Moore's entrepreneurial nature - as a practicing attorney, a self-starting novelist and a credentialed peace officer -- dictates that she must create a professional environment in which she, and her storytelling muse, can thrive.
Bellem, by contrast, probably could not survive if he should re-surface as an author of the competitive here-and-now. The pulp magazines in which Bellem held forth were like found money for a writer with the simple ability to make a typewriter smoke. And when the pulps cratered, as John Wooley writes in an introduction to Roscoes in the Night, "guys like [Bellem] had to look for other sources of income." The operative phrase here is look for, as opposed to creating one's moneymaking device. (Bellem retrenched into early-day network television, as a writer and editor.)

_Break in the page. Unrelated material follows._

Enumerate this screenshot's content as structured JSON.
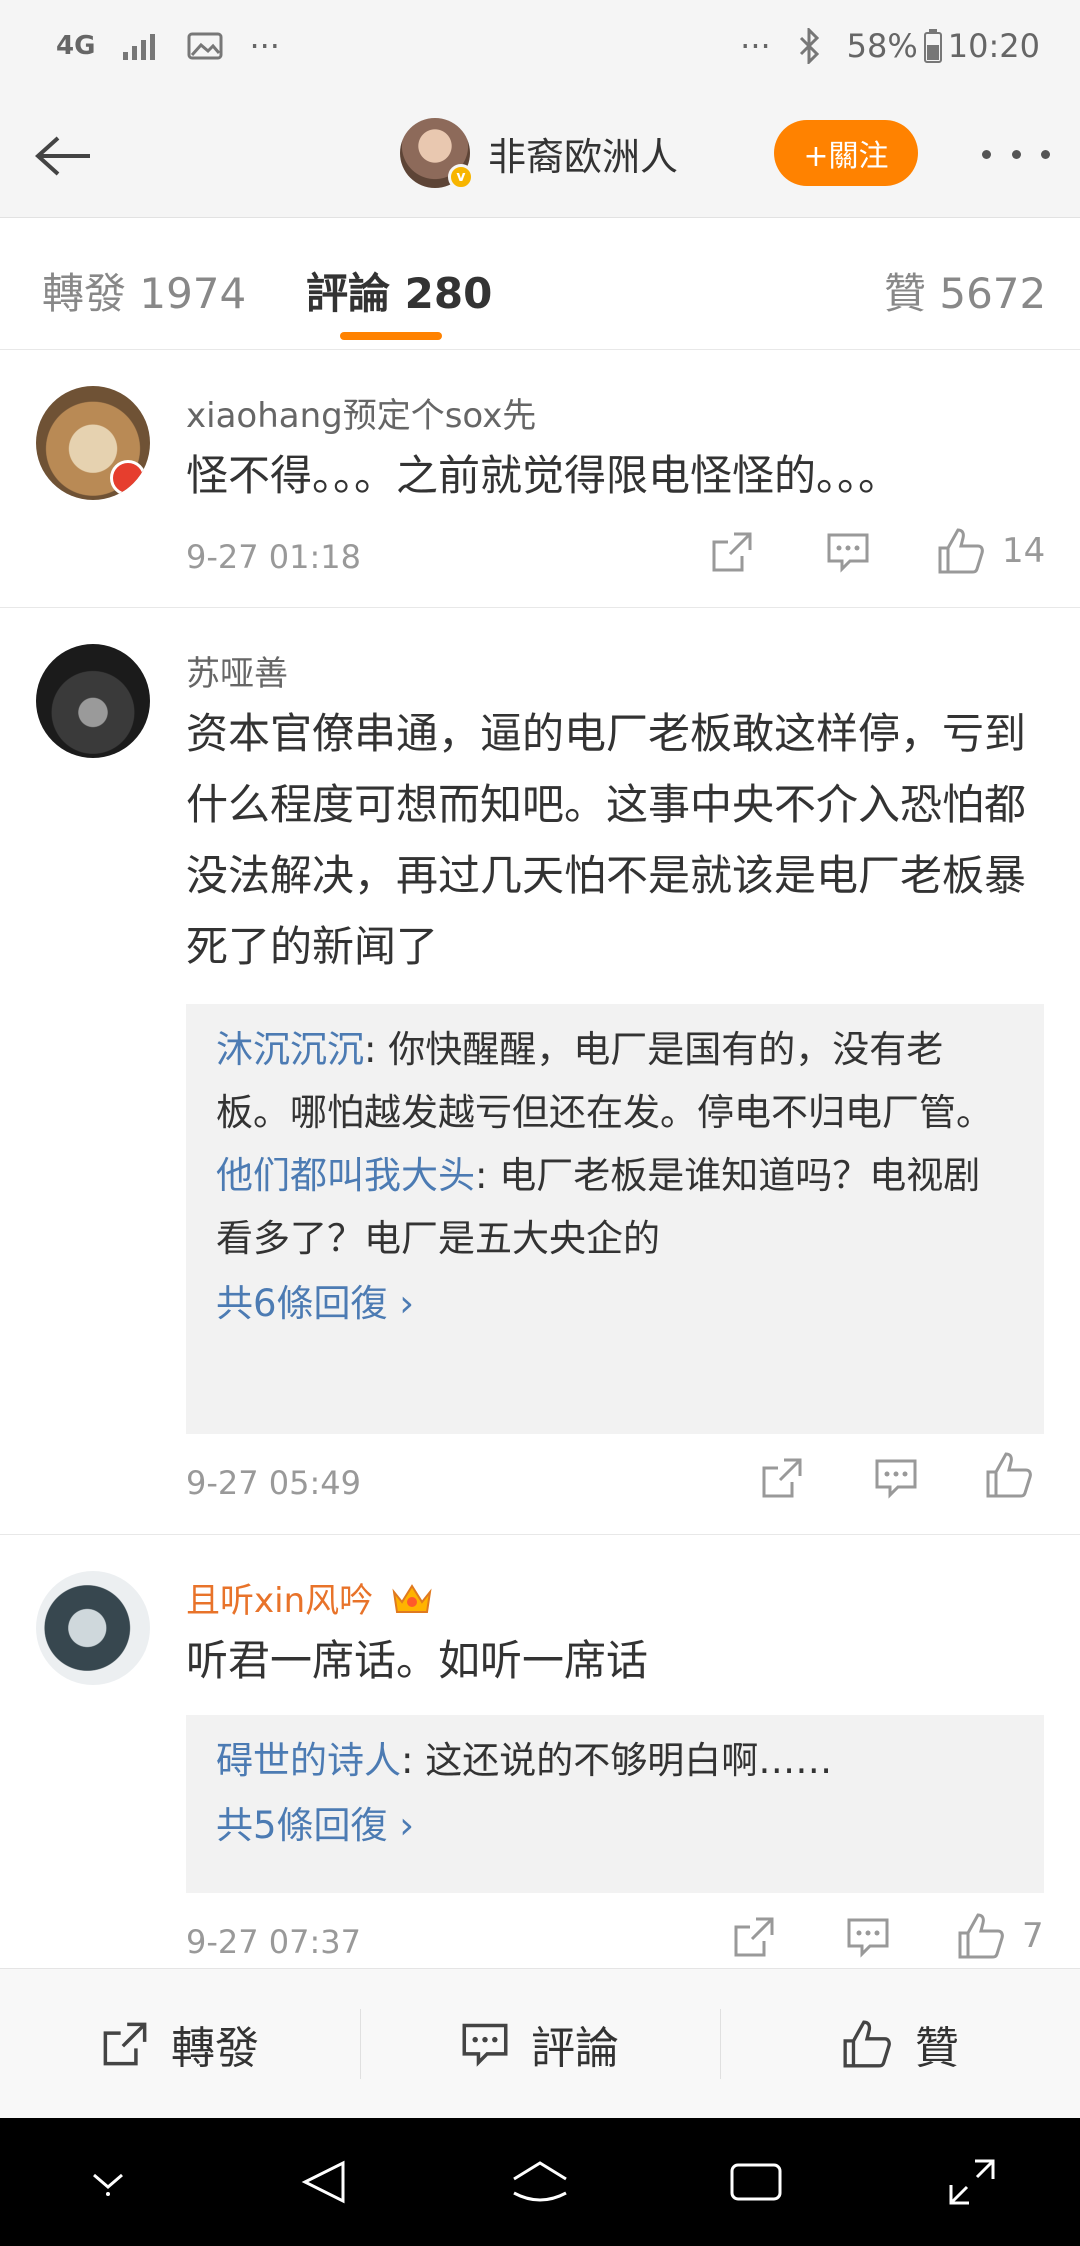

Each of these books stands on its merits, and on its vivid, verbose evocation of a time and a place. Their proximity to one another underscores the lasting nature of the hard-boiled school of crime fiction. That the books also should share ties to Fort Worth -- where Moore bases her parallel careers, and where Wooley is a mainstay of the Cowtown Society of Western Music - only intensifies their appeal to a readership attuned to rooting for the home team.